The four BCIS dial-up modems, which enabled four subscribers to connect at the same time had a transmission speed of 1,200 baud, equivalent to 0.001 Mbps and around 120 characters per second.
Lead Consultant Joe Martin joined BCIS in 1971 after working as a quantity surveyor at Franklin + Andrews.
He said: ‘Much of the history of BCIS is aligned with computerisation. When BCIS Online was launched in 1984 it was a joint venture with PSA, the Property Service Agency, which managed all centrally held public sector buildings and works.
‘The BCIS database also held the PSA information and, with the privatisation of the PSA, we retained both the public and private sector data. From then we have been constantly developing our online offering.’
Largely responsible for the research and initial efforts to ‘go online’ was Ian Pegg, who joined BCIS after graduation in 1977 and is now Data Solutions Architect.
He said: ‘There was no computer when I arrived, just an up-market Texas Instruments calculator. The first computer we had for internal use only, in around 1979, was a NorthStar Horizon, which was a desktop box with a separate monitor. It had an 8-bit processor and came with twin 150Kb floppy disc drives and 48K of RAM.

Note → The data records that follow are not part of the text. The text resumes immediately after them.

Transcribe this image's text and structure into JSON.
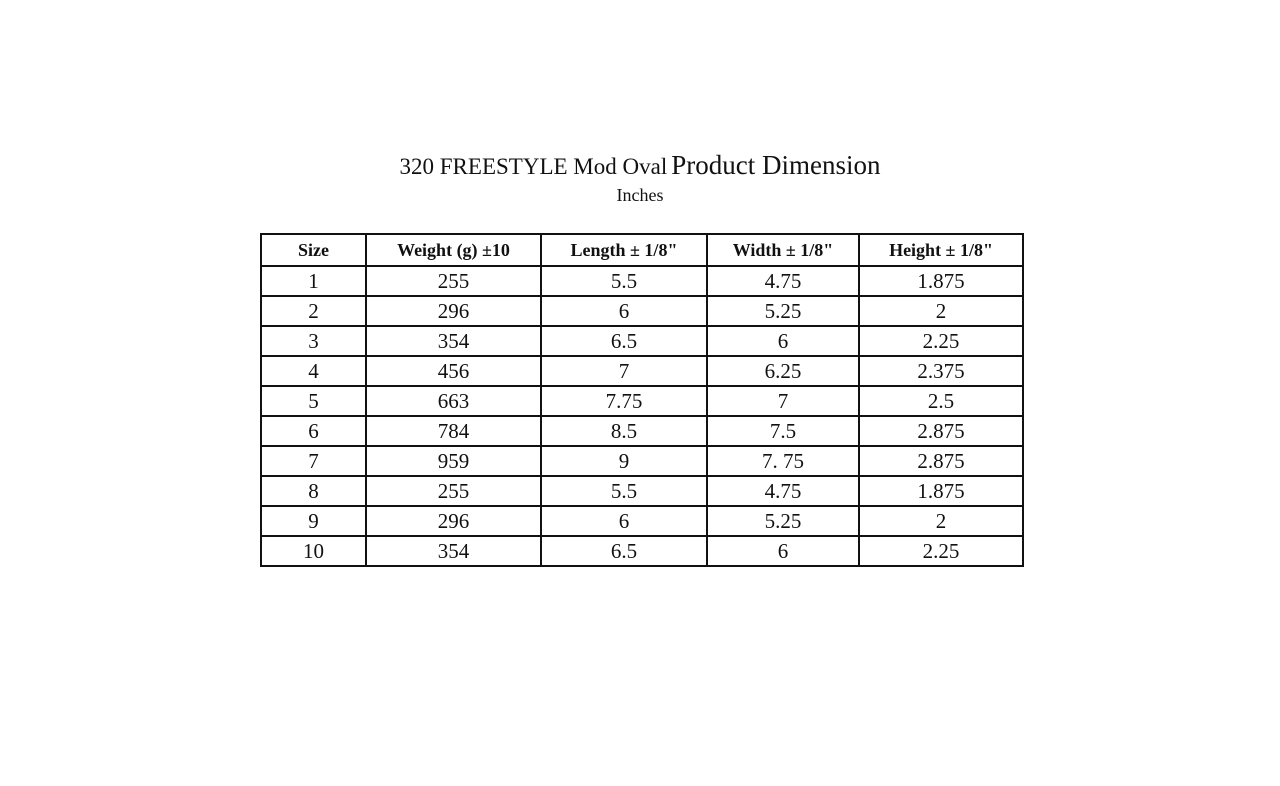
{
  "header": {
    "title": [
      "320 FREESTYLE Mod Oval",
      "Product Dimension"
    ],
    "subtitle": "Inches"
  },
  "table": {
    "columns": [
      "Size",
      "Weight (g) ±10",
      "Length ± 1/8\"",
      "Width ± 1/8\"",
      "Height ± 1/8\""
    ],
    "rows": [
      [
        "1",
        "255",
        "5.5",
        "4.75",
        "1.875"
      ],
      [
        "2",
        "296",
        "6",
        "5.25",
        "2"
      ],
      [
        "3",
        "354",
        "6.5",
        "6",
        "2.25"
      ],
      [
        "4",
        "456",
        "7",
        "6.25",
        "2.375"
      ],
      [
        "5",
        "663",
        "7.75",
        "7",
        "2.5"
      ],
      [
        "6",
        "784",
        "8.5",
        "7.5",
        "2.875"
      ],
      [
        "7",
        "959",
        "9",
        "7. 75",
        "2.875"
      ],
      [
        "8",
        "255",
        "5.5",
        "4.75",
        "1.875"
      ],
      [
        "9",
        "296",
        "6",
        "5.25",
        "2"
      ],
      [
        "10",
        "354",
        "6.5",
        "6",
        "2.25"
      ]
    ]
  }
}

‘The computer purchased to host the online service, and perform background processing on BCIS data, was a PDP 11/44, which was a floor-standing unit about the size of two three-drawer filing cabinets. The software used to interrogate the system was originally written for a terminal with paper printout so, despite BCIS using VDUs, the text scrolled up the screen.
‘It was innovative at the time because we were encouraging users to download our data to their own computers when most online databases were trying to prevent users from taking electronic copies of their data. The computer that subscribers needed to access the service was a CP/M microcomputer, which had an 8-bit processer and, if you were lucky, 64Kb of memory.’